Banjo Biff was born in Missouri, USA, at the turn of the twentieth century to Herbert, a railroad worker, and Nellie, not a railroad worker. As a little boy he sold newspapers and learned business acumen. He pioneered the installment plan, dividing newspapers by tearing them in half, widthwise. This system was eventually halted, due to readers later pasting the wrong halves together. Famously, one customer believed the doctored headline: "Asteroid Will—Impregnate All Women" and, heartbroken by his wife's imminent infidelity, drove to an out-of-town quarry to stamp on the rocks.
Biff left school at the age of fourteen. With a spotless record of absence, schoolmasters agreed he was well prepared for life outside of school. He worked for a short time in a shoe factory, where he built on his accrued skills. After six weeks, he was summarily dismissed when a customer received a pair of half-shoes, torn widthwise.
Later Biff began working with a pianist named Ivor Reese. It was at this time that Biff's natural incompetence in banjo playing came to the fore. Reese could withstand rehearsing with Biff for hours on end, thanks to a congenital hearing impediment. The two composed the song Ta-Dah, which some considered to be too showy. Undeterred, the duo turned out one song after another, to varying success: while some records were dead ducks, others failed miserably.
The duo were clueless why public recognition had eluded them. Who could stop their foot tapping to Lather and Rinse, Sweaty Neck Blues, or The Fresh Laundry Waltz? One detractor suggested they extend their repertoire beyond personal hygiene. Biff lamented, "Can I help what the muse brings to me?". One evening before a show, Biff warmed up the audience, promising them a great night ahead, to which one audience member quipped: "Oh, do you have to go home already?" Biff ploughed on with a well-rehearsed preamble to Why Not Wax?, but Reese had got the message. That night he quit the duo, leaving a note for Biff in the dressing room that said: "We'll always have Ta-Dah. P.S. You owe me ten bucks for gas."
Banjo Biff developed a personal friendship with Walt Disney, who sincerely liked Ta-Dah. Upon first hearing the number, Disney hummed it for four days straight. Disney's wife, Lillian, thought the humming to be a ruse to avoid talking with her during a spat—consequently she always disapproved of Biff. Despite this, Biff continued to be a creative influence on the animator for years to come. Historians say that it was Biff's idea for Donald Duck to have only one beak. Disney had originally imagined the character with two beaks, but Biff gently counseled his friend: "Walt, ducks aren't like that."

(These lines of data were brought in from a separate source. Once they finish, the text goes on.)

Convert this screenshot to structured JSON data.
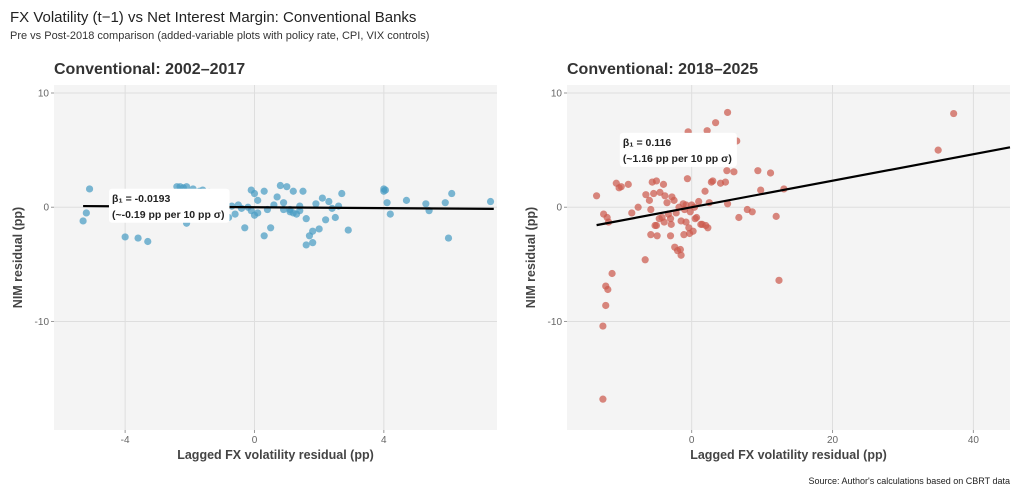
{
  "figure": {
    "title": "FX Volatility (t−1) vs Net Interest Margin: Conventional Banks",
    "subtitle": "Pre vs Post-2018 comparison (added-variable plots with policy rate, CPI, VIX controls)",
    "caption": "Source: Author's calculations based on CBRT data"
  },
  "chart_data": [
    {
      "type": "scatter",
      "title": "Conventional: 2002–2017",
      "xlabel": "Lagged FX volatility residual (pp)",
      "ylabel": "NIM residual (pp)",
      "xlim": [
        -6.2,
        7.5
      ],
      "ylim": [
        -19.5,
        10.7
      ],
      "xticks": [
        -4,
        0,
        4
      ],
      "xtick_labels": [
        "-4",
        "0",
        "4"
      ],
      "yticks": [
        -10,
        0,
        10
      ],
      "ytick_labels": [
        "-10",
        "0",
        "10"
      ],
      "grid": true,
      "point_color": "#4a9cc4",
      "fit": {
        "slope": -0.0193,
        "intercept": 0.0,
        "x_range": [
          -5.3,
          7.4
        ],
        "color": "#000000"
      },
      "annotation": {
        "line1": "β₁ = -0.0193",
        "line2": "(~-0.19 pp per 10 pp σ)",
        "x": -4.5,
        "y": 0.3
      },
      "points": [
        [
          -5.1,
          1.6
        ],
        [
          -5.2,
          -0.5
        ],
        [
          -5.3,
          -1.2
        ],
        [
          -4.0,
          -2.6
        ],
        [
          -3.6,
          -2.7
        ],
        [
          -3.3,
          -3.0
        ],
        [
          -2.4,
          1.8
        ],
        [
          -2.3,
          1.8
        ],
        [
          -2.2,
          1.7
        ],
        [
          -2.1,
          1.8
        ],
        [
          -1.6,
          1.5
        ],
        [
          -1.4,
          1.3
        ],
        [
          -2.1,
          -1.4
        ],
        [
          -1.7,
          1.4
        ],
        [
          -1.1,
          1.1
        ],
        [
          -0.9,
          0.6
        ],
        [
          -0.7,
          0.1
        ],
        [
          -0.6,
          -0.6
        ],
        [
          -0.8,
          -0.9
        ],
        [
          -0.5,
          0.2
        ],
        [
          -0.4,
          -0.1
        ],
        [
          -0.2,
          0.0
        ],
        [
          -0.3,
          -1.8
        ],
        [
          -0.1,
          1.5
        ],
        [
          0.0,
          1.2
        ],
        [
          0.3,
          1.4
        ],
        [
          0.1,
          0.6
        ],
        [
          -0.1,
          -0.3
        ],
        [
          0.0,
          -0.7
        ],
        [
          0.1,
          -0.5
        ],
        [
          0.3,
          -2.5
        ],
        [
          0.5,
          -1.8
        ],
        [
          0.6,
          0.2
        ],
        [
          0.8,
          1.9
        ],
        [
          1.0,
          1.8
        ],
        [
          1.2,
          1.4
        ],
        [
          0.9,
          0.4
        ],
        [
          1.1,
          -0.2
        ],
        [
          1.2,
          -0.5
        ],
        [
          1.3,
          -0.6
        ],
        [
          1.4,
          0.1
        ],
        [
          1.6,
          -1.0
        ],
        [
          1.7,
          -2.5
        ],
        [
          1.8,
          -2.1
        ],
        [
          2.0,
          -1.9
        ],
        [
          1.1,
          -0.4
        ],
        [
          0.9,
          -0.2
        ],
        [
          1.5,
          1.4
        ],
        [
          1.9,
          0.3
        ],
        [
          2.3,
          0.5
        ],
        [
          2.5,
          -0.9
        ],
        [
          2.7,
          1.2
        ],
        [
          2.9,
          -2.0
        ],
        [
          1.6,
          -3.3
        ],
        [
          1.8,
          -3.1
        ],
        [
          2.2,
          -1.1
        ],
        [
          2.4,
          -0.1
        ],
        [
          2.6,
          0.1
        ],
        [
          1.4,
          -0.3
        ],
        [
          0.7,
          0.9
        ],
        [
          -1.9,
          1.6
        ],
        [
          -1.2,
          -0.2
        ],
        [
          -1.5,
          0.9
        ],
        [
          0.4,
          -0.2
        ],
        [
          2.1,
          0.8
        ],
        [
          4.0,
          1.6
        ],
        [
          4.05,
          1.5
        ],
        [
          4.1,
          0.4
        ],
        [
          4.2,
          -0.6
        ],
        [
          4.7,
          0.6
        ],
        [
          5.3,
          0.3
        ],
        [
          5.4,
          -0.3
        ],
        [
          5.9,
          0.4
        ],
        [
          6.1,
          1.2
        ],
        [
          6.0,
          -2.7
        ],
        [
          7.3,
          0.5
        ],
        [
          4.0,
          1.4
        ]
      ]
    },
    {
      "type": "scatter",
      "title": "Conventional: 2018–2025",
      "xlabel": "Lagged FX volatility residual (pp)",
      "ylabel": "NIM residual (pp)",
      "xlim": [
        -17.7,
        45.2
      ],
      "ylim": [
        -19.5,
        10.7
      ],
      "xticks": [
        0,
        20,
        40
      ],
      "xtick_labels": [
        "0",
        "20",
        "40"
      ],
      "yticks": [
        -10,
        0,
        10
      ],
      "ytick_labels": [
        "-10",
        "0",
        "10"
      ],
      "grid": true,
      "point_color": "#cc5a4e",
      "fit": {
        "slope": 0.116,
        "intercept": 0.0,
        "x_range": [
          -13.5,
          45.2
        ],
        "color": "#000000"
      },
      "annotation": {
        "line1": "β₁ = 0.116",
        "line2": "(~1.16 pp per 10 pp σ)",
        "x": -10.2,
        "y": 5.2
      },
      "points": [
        [
          -13.5,
          1.0
        ],
        [
          -12.5,
          -0.6
        ],
        [
          -12.0,
          -0.9
        ],
        [
          -11.8,
          -1.3
        ],
        [
          -10.7,
          2.1
        ],
        [
          -10.3,
          1.7
        ],
        [
          -10.0,
          1.8
        ],
        [
          -9.0,
          2.0
        ],
        [
          -8.5,
          -0.5
        ],
        [
          -7.6,
          0.0
        ],
        [
          -6.5,
          1.1
        ],
        [
          -6.0,
          0.6
        ],
        [
          -5.6,
          2.2
        ],
        [
          -5.4,
          1.2
        ],
        [
          -5.2,
          -1.6
        ],
        [
          -5.0,
          2.3
        ],
        [
          -4.5,
          1.3
        ],
        [
          -4.0,
          2.0
        ],
        [
          -3.8,
          1.0
        ],
        [
          -3.5,
          0.4
        ],
        [
          -3.3,
          -0.6
        ],
        [
          -3.0,
          -1.0
        ],
        [
          -2.8,
          0.9
        ],
        [
          -2.5,
          0.6
        ],
        [
          -2.2,
          -0.5
        ],
        [
          -1.8,
          0.0
        ],
        [
          -1.5,
          -1.2
        ],
        [
          -1.2,
          0.3
        ],
        [
          -1.0,
          -0.2
        ],
        [
          -0.8,
          0.2
        ],
        [
          -0.6,
          2.5
        ],
        [
          -0.4,
          -1.8
        ],
        [
          -0.2,
          -0.4
        ],
        [
          0.0,
          0.2
        ],
        [
          0.4,
          0.0
        ],
        [
          0.7,
          -0.9
        ],
        [
          -5.8,
          -0.2
        ],
        [
          -5.0,
          -1.6
        ],
        [
          -4.6,
          -1.0
        ],
        [
          -4.2,
          -0.9
        ],
        [
          -3.9,
          -1.3
        ],
        [
          -2.9,
          -1.5
        ],
        [
          -2.4,
          -3.5
        ],
        [
          -2.0,
          -3.8
        ],
        [
          -1.6,
          -3.7
        ],
        [
          -1.1,
          -2.4
        ],
        [
          -0.3,
          -2.3
        ],
        [
          0.2,
          -2.1
        ],
        [
          -6.6,
          -4.6
        ],
        [
          -5.8,
          -2.4
        ],
        [
          -4.9,
          -2.5
        ],
        [
          -3.0,
          -2.5
        ],
        [
          -1.5,
          -4.2
        ],
        [
          -0.8,
          -1.3
        ],
        [
          0.5,
          -1.0
        ],
        [
          1.0,
          0.5
        ],
        [
          1.3,
          -1.5
        ],
        [
          1.5,
          -1.5
        ],
        [
          2.0,
          -1.6
        ],
        [
          2.3,
          -1.8
        ],
        [
          2.8,
          2.2
        ],
        [
          2.5,
          0.4
        ],
        [
          3.0,
          2.3
        ],
        [
          1.9,
          1.4
        ],
        [
          4.1,
          2.1
        ],
        [
          5.0,
          3.2
        ],
        [
          4.8,
          2.2
        ],
        [
          5.1,
          0.3
        ],
        [
          6.0,
          3.1
        ],
        [
          6.7,
          -0.9
        ],
        [
          7.9,
          -0.2
        ],
        [
          8.6,
          -0.4
        ],
        [
          9.4,
          3.2
        ],
        [
          9.8,
          1.5
        ],
        [
          11.2,
          3.0
        ],
        [
          12.0,
          -0.8
        ],
        [
          13.1,
          1.6
        ],
        [
          12.4,
          -6.4
        ],
        [
          3.4,
          7.4
        ],
        [
          5.1,
          8.3
        ],
        [
          2.2,
          6.7
        ],
        [
          -0.5,
          6.6
        ],
        [
          6.4,
          5.8
        ],
        [
          -3.5,
          4.0
        ],
        [
          -11.3,
          -5.8
        ],
        [
          -12.2,
          -6.9
        ],
        [
          -11.9,
          -7.2
        ],
        [
          -12.2,
          -8.6
        ],
        [
          -12.6,
          -10.4
        ],
        [
          -12.6,
          -16.8
        ],
        [
          35.0,
          5.0
        ],
        [
          37.2,
          8.2
        ]
      ]
    }
  ]
}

One evening backstage in Los Angeles, Banjo Biff was chowing down—his preferred direction to chow—on a slice of chocolate fudge cake. Irving Thalberg, then production head of MGM, approached the table and proceeded to sing Biff's praises—in a worthy baritone, no less. Thalberg whisked Biff away to a dressing room, where he was signed to appear in six motion pictures—a dream come true, for three minutes, before Thalberg realised Biff's greasepaint moustache was in fact chocolate icing, and Biff was in fact not Groucho Marx.
In the seventies, Banjo Biff's health was in decline. He lived alone in a partly furnished apartment—the part by the stairs had a hat rack. His final years were spent in a torpor of camomile tea and nostalgia. Even though his show business days were over, a few hangers-on occasionally left flowers and notes on the doorstep, such as: "Hoping athritis prevents a comeback" and "Spare us the farewell tour".